Top GOP lawmaker pushes back on NASA’s budget cuts
Sen. Jerry Moran (R-Kan.) said it would be a “mistake” to fund exploration while gutting funding for science missions.
By Audrey Decker
A key Republican in charge of funding NASA opposes Trump administration plans to slash the agency’s budget — and signaled that lawmakers plan to reverse those cuts in annual appropriations.
The White House released a budget framework earlier this month that would cut the agency’s current 2026 spending by 23 percent, axing science missions while maintaining funding for its moon landing efforts.
But it would be a “mistake” to fund exploration while gutting funding for science missions, Sen. Jerry Moran (R-Kan.) said Sunday on the sidelines of the annual Space Symposium in Colorado Springs, Colo.
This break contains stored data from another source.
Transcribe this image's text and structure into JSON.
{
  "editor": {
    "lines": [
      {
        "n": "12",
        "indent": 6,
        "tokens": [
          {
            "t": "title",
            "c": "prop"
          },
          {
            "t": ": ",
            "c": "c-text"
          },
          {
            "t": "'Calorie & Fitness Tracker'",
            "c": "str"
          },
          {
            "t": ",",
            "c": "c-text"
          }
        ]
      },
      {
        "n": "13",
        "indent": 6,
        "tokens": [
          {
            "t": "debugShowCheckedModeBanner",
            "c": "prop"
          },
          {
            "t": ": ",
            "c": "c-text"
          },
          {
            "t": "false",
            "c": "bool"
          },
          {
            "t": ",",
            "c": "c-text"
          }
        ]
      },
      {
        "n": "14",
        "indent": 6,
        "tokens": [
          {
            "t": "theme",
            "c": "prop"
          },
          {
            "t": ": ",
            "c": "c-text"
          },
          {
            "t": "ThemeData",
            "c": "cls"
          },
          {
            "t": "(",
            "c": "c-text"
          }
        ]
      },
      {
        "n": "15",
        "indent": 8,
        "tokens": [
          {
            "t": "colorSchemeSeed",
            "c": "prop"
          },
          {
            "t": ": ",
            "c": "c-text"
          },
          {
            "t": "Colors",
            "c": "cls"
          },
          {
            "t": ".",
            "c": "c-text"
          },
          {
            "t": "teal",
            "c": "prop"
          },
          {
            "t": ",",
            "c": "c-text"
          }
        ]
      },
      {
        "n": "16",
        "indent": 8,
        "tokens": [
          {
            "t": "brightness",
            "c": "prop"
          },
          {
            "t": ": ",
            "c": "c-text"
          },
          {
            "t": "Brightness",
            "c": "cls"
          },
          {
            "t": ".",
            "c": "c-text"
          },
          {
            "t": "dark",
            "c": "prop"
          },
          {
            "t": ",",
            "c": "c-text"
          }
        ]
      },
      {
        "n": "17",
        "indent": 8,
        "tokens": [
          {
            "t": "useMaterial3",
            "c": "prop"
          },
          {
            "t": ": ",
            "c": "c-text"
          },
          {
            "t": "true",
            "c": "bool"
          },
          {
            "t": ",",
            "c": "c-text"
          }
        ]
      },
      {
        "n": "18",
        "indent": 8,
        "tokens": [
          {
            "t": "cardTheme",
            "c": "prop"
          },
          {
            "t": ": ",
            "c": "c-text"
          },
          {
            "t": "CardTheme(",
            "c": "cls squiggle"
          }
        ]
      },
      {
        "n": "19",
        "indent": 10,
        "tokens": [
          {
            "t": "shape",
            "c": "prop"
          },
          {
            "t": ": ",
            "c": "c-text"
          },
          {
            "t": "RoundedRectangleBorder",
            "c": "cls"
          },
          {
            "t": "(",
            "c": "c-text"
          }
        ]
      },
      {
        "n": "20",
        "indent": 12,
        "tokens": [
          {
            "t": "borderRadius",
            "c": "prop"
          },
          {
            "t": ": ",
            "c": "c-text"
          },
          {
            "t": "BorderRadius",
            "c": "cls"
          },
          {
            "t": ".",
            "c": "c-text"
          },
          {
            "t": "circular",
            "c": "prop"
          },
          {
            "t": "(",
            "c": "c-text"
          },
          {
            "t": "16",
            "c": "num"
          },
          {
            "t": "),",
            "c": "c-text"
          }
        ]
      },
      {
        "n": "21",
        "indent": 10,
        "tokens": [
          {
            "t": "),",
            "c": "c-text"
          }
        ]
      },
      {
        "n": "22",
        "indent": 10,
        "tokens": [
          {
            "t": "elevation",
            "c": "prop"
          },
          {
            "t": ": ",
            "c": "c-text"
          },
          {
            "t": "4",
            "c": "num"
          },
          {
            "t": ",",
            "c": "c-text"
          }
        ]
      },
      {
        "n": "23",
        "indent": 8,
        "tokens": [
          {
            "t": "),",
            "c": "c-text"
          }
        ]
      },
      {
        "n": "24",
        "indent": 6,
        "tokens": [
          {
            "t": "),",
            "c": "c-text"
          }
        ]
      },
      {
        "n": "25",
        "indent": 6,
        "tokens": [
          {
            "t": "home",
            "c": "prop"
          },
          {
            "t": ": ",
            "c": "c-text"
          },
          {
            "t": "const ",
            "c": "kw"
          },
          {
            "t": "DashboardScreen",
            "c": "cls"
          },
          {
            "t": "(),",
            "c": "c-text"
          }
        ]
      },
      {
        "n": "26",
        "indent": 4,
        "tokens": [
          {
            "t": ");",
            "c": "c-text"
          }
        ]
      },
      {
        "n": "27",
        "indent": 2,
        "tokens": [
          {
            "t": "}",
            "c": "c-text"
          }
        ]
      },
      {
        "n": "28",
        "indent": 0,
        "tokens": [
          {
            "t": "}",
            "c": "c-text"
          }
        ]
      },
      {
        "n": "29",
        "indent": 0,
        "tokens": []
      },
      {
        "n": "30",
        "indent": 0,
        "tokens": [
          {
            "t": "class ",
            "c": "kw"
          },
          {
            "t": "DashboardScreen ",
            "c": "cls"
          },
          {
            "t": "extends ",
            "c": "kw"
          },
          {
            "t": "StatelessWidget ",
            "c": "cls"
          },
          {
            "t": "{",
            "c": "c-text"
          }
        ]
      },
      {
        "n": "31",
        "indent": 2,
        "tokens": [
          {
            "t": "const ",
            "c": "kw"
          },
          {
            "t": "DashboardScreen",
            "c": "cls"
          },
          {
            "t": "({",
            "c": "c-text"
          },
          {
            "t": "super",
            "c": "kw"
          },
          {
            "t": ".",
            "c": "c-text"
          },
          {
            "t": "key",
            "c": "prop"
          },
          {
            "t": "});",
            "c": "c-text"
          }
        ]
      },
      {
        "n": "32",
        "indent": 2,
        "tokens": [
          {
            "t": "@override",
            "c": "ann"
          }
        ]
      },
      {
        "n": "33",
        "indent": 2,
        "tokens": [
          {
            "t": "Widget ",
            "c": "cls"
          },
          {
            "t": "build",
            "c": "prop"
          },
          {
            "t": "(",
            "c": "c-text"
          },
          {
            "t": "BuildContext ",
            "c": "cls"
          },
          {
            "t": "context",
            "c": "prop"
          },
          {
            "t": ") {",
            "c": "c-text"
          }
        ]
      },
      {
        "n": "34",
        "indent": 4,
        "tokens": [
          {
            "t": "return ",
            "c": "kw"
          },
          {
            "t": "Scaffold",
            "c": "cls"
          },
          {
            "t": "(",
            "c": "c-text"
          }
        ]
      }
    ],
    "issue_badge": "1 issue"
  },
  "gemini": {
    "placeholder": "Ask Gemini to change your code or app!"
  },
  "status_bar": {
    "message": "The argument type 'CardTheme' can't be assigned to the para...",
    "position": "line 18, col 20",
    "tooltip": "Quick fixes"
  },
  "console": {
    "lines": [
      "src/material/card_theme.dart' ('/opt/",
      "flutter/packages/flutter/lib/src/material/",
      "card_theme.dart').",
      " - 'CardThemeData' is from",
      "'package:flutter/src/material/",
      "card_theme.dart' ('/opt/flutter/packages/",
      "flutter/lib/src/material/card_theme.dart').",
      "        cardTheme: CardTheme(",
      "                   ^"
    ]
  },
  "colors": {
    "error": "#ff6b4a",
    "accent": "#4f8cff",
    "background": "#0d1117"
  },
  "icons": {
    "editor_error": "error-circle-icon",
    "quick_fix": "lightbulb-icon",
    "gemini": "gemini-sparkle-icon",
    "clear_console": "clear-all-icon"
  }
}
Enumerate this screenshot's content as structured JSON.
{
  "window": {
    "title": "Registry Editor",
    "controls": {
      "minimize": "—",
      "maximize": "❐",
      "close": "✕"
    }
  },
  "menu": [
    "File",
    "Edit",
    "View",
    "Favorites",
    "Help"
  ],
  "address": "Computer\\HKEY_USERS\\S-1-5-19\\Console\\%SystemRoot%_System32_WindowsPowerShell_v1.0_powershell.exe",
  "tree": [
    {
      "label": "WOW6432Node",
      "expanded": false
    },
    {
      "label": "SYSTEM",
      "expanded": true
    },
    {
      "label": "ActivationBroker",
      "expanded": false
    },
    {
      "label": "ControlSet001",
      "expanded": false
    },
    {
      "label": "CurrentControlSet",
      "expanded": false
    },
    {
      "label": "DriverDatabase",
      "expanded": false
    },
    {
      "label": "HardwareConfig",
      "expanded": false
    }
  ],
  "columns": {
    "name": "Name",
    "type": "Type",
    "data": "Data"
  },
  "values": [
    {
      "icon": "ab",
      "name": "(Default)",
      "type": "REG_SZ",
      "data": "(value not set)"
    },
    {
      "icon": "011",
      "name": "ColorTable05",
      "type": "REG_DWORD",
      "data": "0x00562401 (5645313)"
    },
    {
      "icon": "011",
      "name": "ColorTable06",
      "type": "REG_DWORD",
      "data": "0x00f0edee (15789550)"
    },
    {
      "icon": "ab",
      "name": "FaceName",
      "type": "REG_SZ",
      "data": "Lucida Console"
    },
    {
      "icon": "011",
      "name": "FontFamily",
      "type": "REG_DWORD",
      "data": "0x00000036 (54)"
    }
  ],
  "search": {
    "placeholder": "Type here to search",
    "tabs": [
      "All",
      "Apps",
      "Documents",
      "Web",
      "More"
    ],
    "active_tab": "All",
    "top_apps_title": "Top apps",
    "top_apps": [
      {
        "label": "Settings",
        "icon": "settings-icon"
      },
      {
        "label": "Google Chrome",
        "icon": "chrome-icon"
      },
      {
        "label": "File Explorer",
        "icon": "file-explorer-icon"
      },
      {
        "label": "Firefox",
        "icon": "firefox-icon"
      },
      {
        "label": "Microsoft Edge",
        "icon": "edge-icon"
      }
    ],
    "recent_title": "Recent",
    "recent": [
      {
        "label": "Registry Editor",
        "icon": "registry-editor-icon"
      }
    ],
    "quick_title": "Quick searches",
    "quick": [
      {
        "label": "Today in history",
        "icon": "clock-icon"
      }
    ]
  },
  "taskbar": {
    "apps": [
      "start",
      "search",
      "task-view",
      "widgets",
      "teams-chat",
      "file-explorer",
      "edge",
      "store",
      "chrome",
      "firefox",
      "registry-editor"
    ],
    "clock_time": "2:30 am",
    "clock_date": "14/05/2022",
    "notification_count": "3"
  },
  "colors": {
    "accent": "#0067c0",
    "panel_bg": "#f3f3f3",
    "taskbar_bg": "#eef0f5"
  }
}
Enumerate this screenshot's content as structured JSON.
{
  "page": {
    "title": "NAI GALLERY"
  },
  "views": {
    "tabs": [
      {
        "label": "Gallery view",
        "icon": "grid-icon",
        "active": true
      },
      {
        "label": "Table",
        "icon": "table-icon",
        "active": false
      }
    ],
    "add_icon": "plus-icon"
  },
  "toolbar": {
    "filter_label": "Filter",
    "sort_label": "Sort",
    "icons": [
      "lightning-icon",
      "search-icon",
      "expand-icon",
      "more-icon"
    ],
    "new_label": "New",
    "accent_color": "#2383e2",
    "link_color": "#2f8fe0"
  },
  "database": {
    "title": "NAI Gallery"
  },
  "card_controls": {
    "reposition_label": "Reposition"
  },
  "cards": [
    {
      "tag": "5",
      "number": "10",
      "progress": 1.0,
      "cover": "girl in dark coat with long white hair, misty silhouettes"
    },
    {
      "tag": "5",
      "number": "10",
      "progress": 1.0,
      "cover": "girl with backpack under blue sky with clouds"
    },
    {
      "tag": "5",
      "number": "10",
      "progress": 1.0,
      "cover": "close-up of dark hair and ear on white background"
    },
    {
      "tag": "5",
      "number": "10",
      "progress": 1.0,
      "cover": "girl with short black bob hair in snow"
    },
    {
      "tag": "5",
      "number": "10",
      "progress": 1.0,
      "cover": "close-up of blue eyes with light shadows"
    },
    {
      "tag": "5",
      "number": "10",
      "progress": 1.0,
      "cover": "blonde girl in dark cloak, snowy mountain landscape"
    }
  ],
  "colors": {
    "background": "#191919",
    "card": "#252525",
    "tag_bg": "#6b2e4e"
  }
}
Moran said he would try to fund NASA at a similar level to 2026. Last year, the Trump administration also tried to gut NASA’s science programs, but Congress reversed those cuts and handed the agency a $24.4 billion budget in 2026.
“I’m going to try to lead the subcommittee and the whole committee to put us in a position where we are funding NASA, NOAA and our other agencies in a way that is pretty similar to what we did last year,” said Moran, who serves at the chair of the Senate Appropriations Commerce, Justice and Science subcommittee which oversees NASA.
The 2027 budget request came just weeks after NASA administrator Jared Isaacman unveiled ambitious plans for the agency — including a $30 billion outpost on the moon.
But Moran said NASA may need a budget boost to fund all of Isaacman’s ambitions.
“One would think if you’re doing things faster and doing big things faster, it would require more resources… I’m open to the conversation about the needed resources, and then make the attempt to achieve that goal,” Moran said.
Moran’s comments came after a roundtable with officials from industry, NASA and Space Force, who lauded the massive increase in military space funding in the 2027 budget, while largely avoiding talking about the proposed cuts to NASA.
Isaacman has since defended the 2027 budget request, and said in a note to employees viewed by POLITICO that the “requested funding levels are sufficient for NASA to meet the nation’s high expectations and deliver on all mission priorities.”
The budget request isn’t “wrong in every way,” Moran said, but he cautioned against “the premise that exploration is the only important aspect.”
Moran’s subcommittee is waiting for more details after receiving NASA’s “skinny budget” and said they don’t have a schedule yet for constructing the CJS appropriations bill. Moran said there is a budget hearing scheduled with Isaacman, but didn’t give a specific date.